El dominio del dólar es estructural porque los rieles financieros actuales están diseñados para él. Pero hoy la tecnología nos ofrece una oportunidad real para construir una iniciativa regional independiente del dólar, basada en una infraestructura interoperable de pagos capaz de conectarse con otras redes interoperables que están surgiendo en otros continentes, reduciendo la vulnerabilidad estructural en el comercio bilateral.

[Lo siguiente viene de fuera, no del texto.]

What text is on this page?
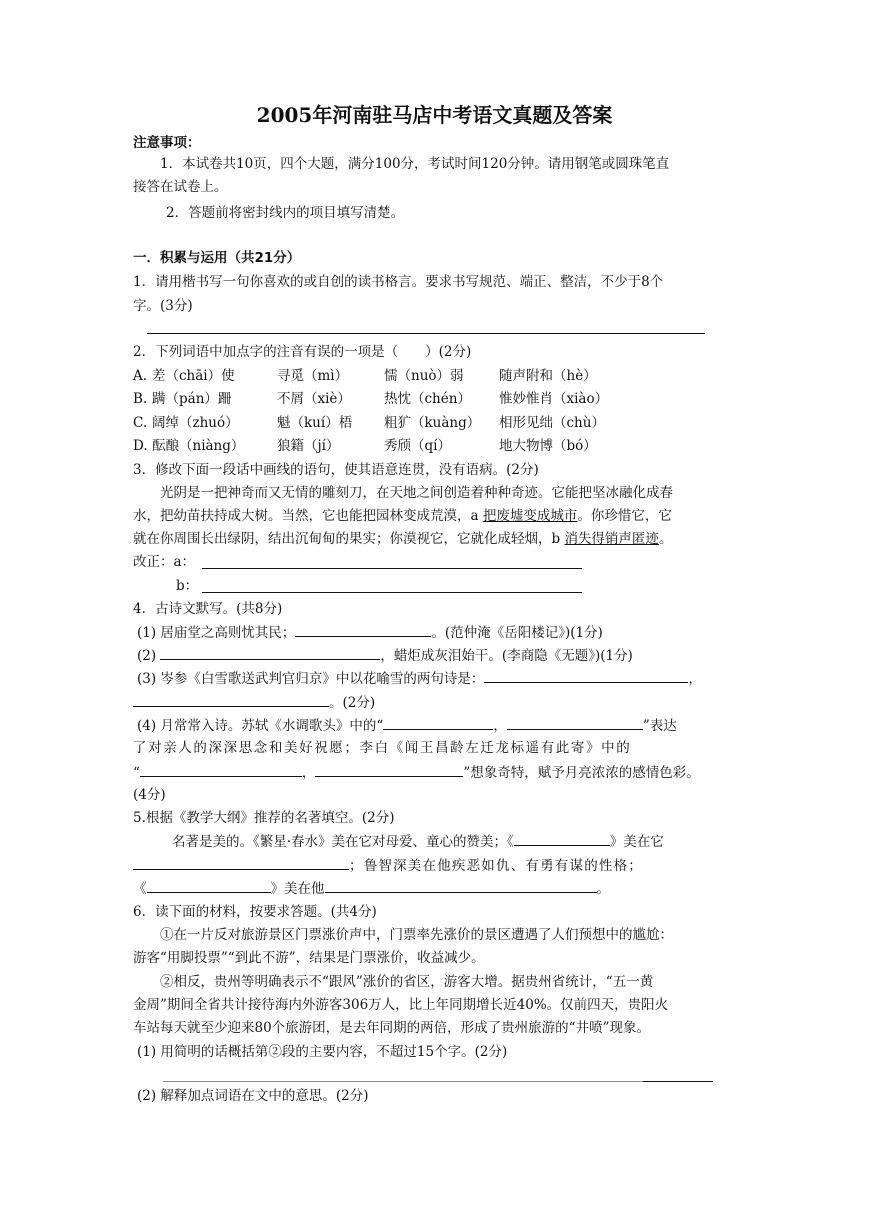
2005年河南驻马店中考语文真题及答案
注意事项：
1．本试卷共10页，四个大题，满分100分，考试时间120分钟。请用钢笔或圆珠笔直
接答在试卷上。
2．答题前将密封线内的项目填写清楚。
一．积累与运用（共21分）
1．请用楷书写一句你喜欢的或自创的读书格言。要求书写规范、端正、整洁，不少于8个
字。(3分)
2．下列词语中加点字的注音有误的一项是（　　）(2分)
A. 差（chāi）使	寻觅（mì）	懦（nuò）弱	随声附和（hè）
B. 蹒（pán）跚	不屑（xiè） 热忱（chén） 惟妙惟肖（xiào）
C. 阔绰（zhuó）	魁（kuí）梧 粗犷（kuàng） 相形见绌（chù）
D. 酝酿（niàng） 狼籍（jí）	秀颀（qí）	地大物博（bó）
3．修改下面一段话中画线的语句，使其语意连贯，没有语病。(2分)
光阴是一把神奇而又无情的雕刻刀，在天地之间创造着种种奇迹。它能把坚冰融化成春
水，把幼苗扶持成大树。当然，它也能把园林变成荒漠，a 把废墟变成城市。你珍惜它，它
就在你周围长出绿阴，结出沉甸甸的果实；你漠视它，它就化成轻烟，b 消失得销声匿迹。
改正：a：
b：
4．古诗文默写。(共8分)
(1) 居庙堂之高则忧其民；	。(范仲淹《岳阳楼记》)(1分)
(2)	，蜡炬成灰泪始干。(李商隐《无题》)(1分)
(3) 岑参《白雪歌送武判官归京》中以花喻雪的两句诗是：	，
。(2分)
(4) 月常常入诗。苏轼《水调歌头》中的“	，	”表达
了对亲人的深深思念和美好祝愿；李白《闻王昌龄左迁龙标遥有此寄》中的
“	，	”想象奇特，赋予月亮浓浓的感情色彩。
(4分)
5.根据《教学大纲》推荐的名著填空。(2分)
名著是美的。《繁星·春水》美在它对母爱、童心的赞美；《	》美在它
；鲁智深美在他疾恶如仇、有勇有谋的性格；
《	》美在他	。
6．读下面的材料，按要求答题。(共4分)
①在一片反对旅游景区门票涨价声中，门票率先涨价的景区遭遇了人们预想中的尴尬：
游客“用脚投票”“到此不游”，结果是门票涨价，收益减少。
②相反，贵州等明确表示不“跟风”涨价的省区，游客大增。据贵州省统计，“五一黄
金周”期间全省共计接待海内外游客306万人，比上年同期增长近40%。仅前四天，贵阳火
车站每天就至少迎来80个旅游团，是去年同期的两倍，形成了贵州旅游的“井喷”现象。
(1) 用简明的话概括第②段的主要内容，不超过15个字。(2分)
(2) 解释加点词语在文中的意思。(2分)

Por eso, creemos que el futuro no pasa por reemplazar sistemas existentes ni por exportar un único modelo regional, sino por conectar las infraestructuras que cada país ya desarrolló. Ese es justamente el objetivo de RoamingPay, que busca permitir la interoperabilidad entre distintos sistemas de pagos instantáneos y códigos QR, pero manteniendo la autonomía y las particularidades de cada ecosistema.

¿Qué modelo de futuro está en juego detrás de esta discusión?

Lo que está en juego es cómo se va a construir la infraestructura financiera de la economía digital en los próximos años. La decisión estratégica es construir puentes digitales que garanticen que los pagos por el intercambio de bienes y servicios sea tan fluido como el intercambio de información en la era actual.

Cada vez más países entienden que depender exclusivamente de redes externas para procesar pagos también implica una dependencia tecnológica y estratégica. Por eso vemos un crecimiento acelerado de sistemas domésticos de pagos instantáneos y códigos QR en distintas regiones del mundo.

Al mismo tiempo, el futuro probablemente no pase por imponer un único sistema global, sino por lograr interoperabilidad entre infraestructuras nacionales y regionales.

La iniciativa impulsada por PagBrasil apunta justamente a conectar esos distintos ecosistemas de pagos y facilitar la interoperabilidad entre sistemas instantáneos y redes QR de diferentes países. Ese tipo de soluciones muestran hacia dónde puede evolucionar el mercado: sistemas más abiertos, conectados y adaptados a una economía cada vez más digital, global y diversa.